GUAM – Fargo Pacific is a case study in the heated contest for task orders among HUBZone and 8 (a) businesses hand-picked by the Navy to help carry out Guam’s military buildup in preparation for the transfer of at least 8,600 U.S. Marines from Okinawa.

While Fargo Pacific successfully won spots on two of the Navy’s coveted multiple award construction contracts (MACC) to help renovate and modernize military shore-based facilities on Guam ahead of the Marines’ realignment, the company says its batting average has been better in the HUBZone category than in the 8 (a).

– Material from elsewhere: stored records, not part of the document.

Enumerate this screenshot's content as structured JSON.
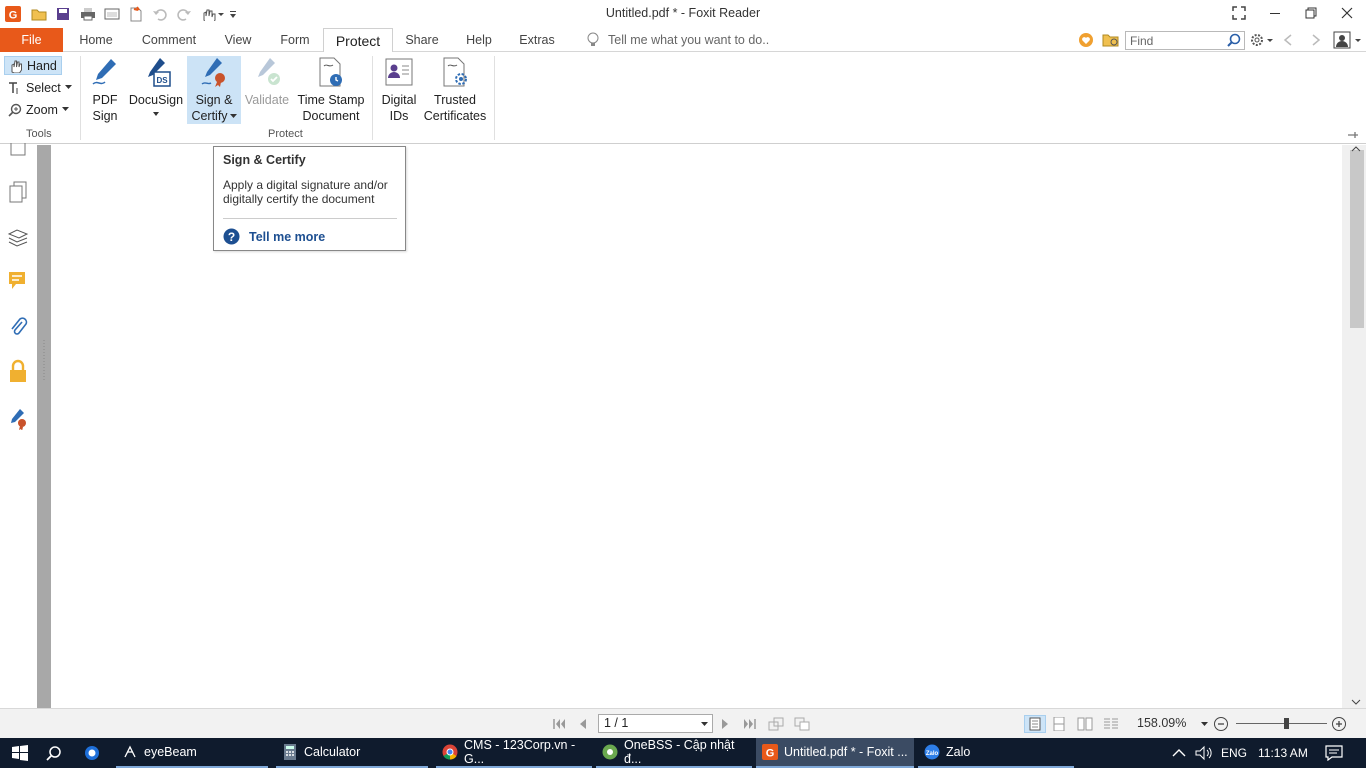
{
  "window": {
    "title": "Untitled.pdf * - Foxit Reader"
  },
  "tabs": {
    "file": "File",
    "home": "Home",
    "comment": "Comment",
    "view": "View",
    "form": "Form",
    "protect": "Protect",
    "share": "Share",
    "help": "Help",
    "extras": "Extras"
  },
  "tell_me": "Tell me what you want to do..",
  "find": {
    "placeholder": "Find"
  },
  "tools": {
    "hand": "Hand",
    "select": "Select",
    "zoom": "Zoom",
    "group": "Tools"
  },
  "protect": {
    "pdf_sign": [
      "PDF",
      "Sign"
    ],
    "docusign": "DocuSign",
    "sign_certify": [
      "Sign &",
      "Certify"
    ],
    "validate": "Validate",
    "timestamp": [
      "Time Stamp",
      "Document"
    ],
    "digital_ids": [
      "Digital",
      "IDs"
    ],
    "trusted_certs": [
      "Trusted",
      "Certificates"
    ],
    "group": "Protect"
  },
  "tooltip": {
    "title": "Sign & Certify",
    "description": "Apply a digital signature and/or digitally certify the document",
    "link": "Tell me more"
  },
  "status": {
    "page": "1 / 1",
    "zoom": "158.09%"
  },
  "taskbar": {
    "items": [
      "eyeBeam",
      "Calculator",
      "CMS - 123Corp.vn - G...",
      "OneBSS - Cập nhật đ...",
      "Untitled.pdf * - Foxit ...",
      "Zalo"
    ],
    "lang": "ENG",
    "time": "11:13 AM"
  },
  "colors": {
    "accent": "#e8591a",
    "taskbar": "#0f1b2d",
    "link": "#1d4f91"
  }
}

As one of ten firms selected for the HUBZone MACC, which covers construction projects set aside for businesses in Historically Underutilized Business Zones, Fargo Pacific president Jay S. H. Park said his firm has won four task orders totaling $1 million so far in 2011. However, under the 8 (a) MACC where task order competition has been narrowed to only six firms with that Small Disadvantaged Business designation, the company’s year-to-date score is zero.

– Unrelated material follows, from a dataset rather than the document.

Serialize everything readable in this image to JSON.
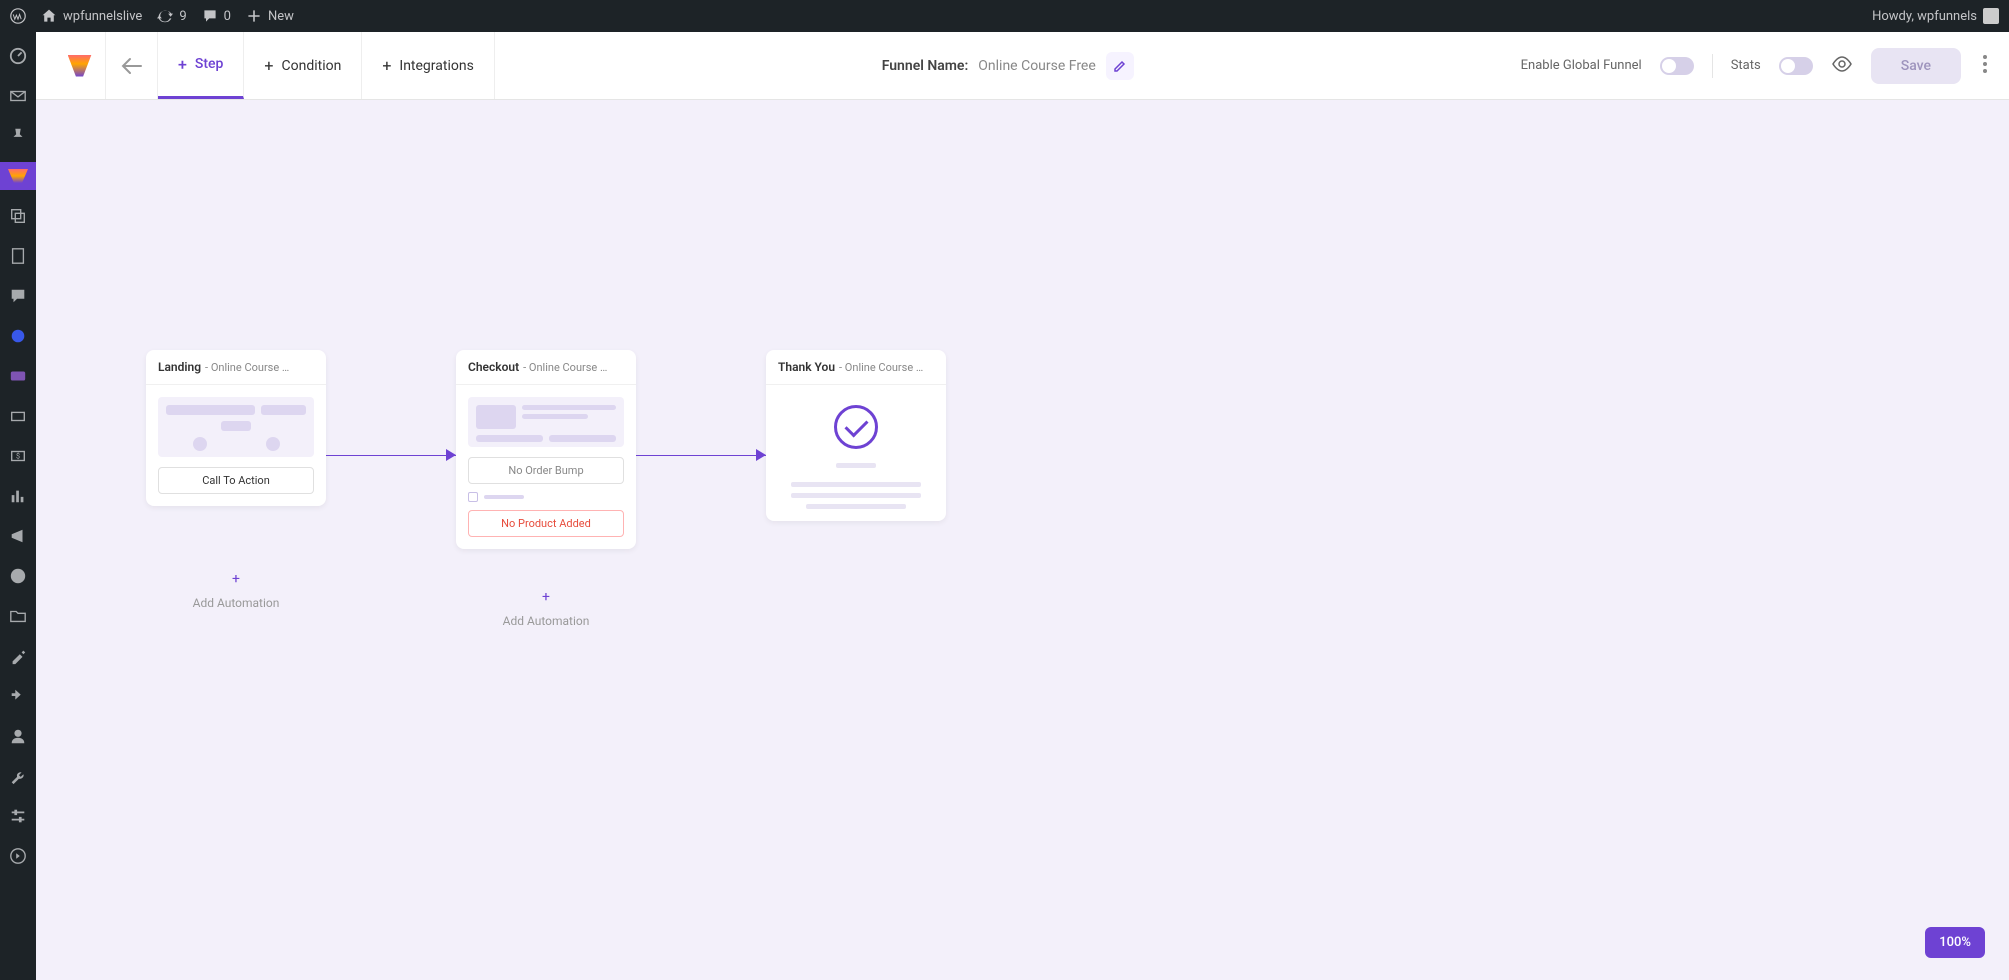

Fargo Pacific set a goal to win at least 10% of all HUBZone MACC task orders and since it says the Navy has awarded only 12 in the category so far this year, it’s outperforming that benchmark, batting an average of 33% as of April.

Mr. Park says his company’s performance in the 8 (a) category has been comparatively disappointing, however. Whereas Fargo won four task orders totaling $798,000 after submitting 40 bids in 2010, it has yet to win even one task order from the 19 bids it has tendered already this year. Facing a 10% batting average in 2010 and zero in 2011 against a company goal of winning at least 16% of all 8 (a) work, he says he is “not optimistic” about Fargo’s 8 (a) prospects and that it seems “most of the task orders have been awarded to Chugach.” It’s been difficult to compete price-wise, he added.

Since the 8 (a) MACC was awarded last August, Guam-based Techni-Con, Inc. won the first task order for an $188,141 job to construct and improve the existing Navy Exchange Autoport and Furniture Store parking lot at Naval Base. And NAVFAC says that Alaskan Native corporation Chugach World Services “has received approximately $2.3 million under the 8 (a) MACC for 18 task orders for various repair and maintenance work.”

Six companies were selected to compete for projects totaling a maximum of $100 million over five years under the buildup’s 8 (a) MACC. Task orders range from $1 million to $2 million for each project. Other awardees are DF Joint Venture a partnership between Far East Construction Corp of Florida and tribally run Wisconsin-based Dae Sung Corp; Guam Pacific International formed by Indiana-based Custom Mechanical Systems Corp. and Ohio-based TolTest; and the joint venture GSI-ASI which features Alan Shintani Inc of Hawaii and GreenWave Solutions of Singapore.

The Navy awarded its HUBZone MACC for the buildup in June 2009 to ten companies, of which nine are based in Guam. Projects for this MACC are expected to total $400 million over five years, at maximum, with each task order priced between $1 million and $5 million. Other Guam-based awardees include Ace Builders, AIC International, BME & Sons, Keum Yang Corp, Modern International, Reliable Builders, Serrano Construction and Development Corp and Tumon Corp. Overland Corp is based in Ardmore, Oklahoma.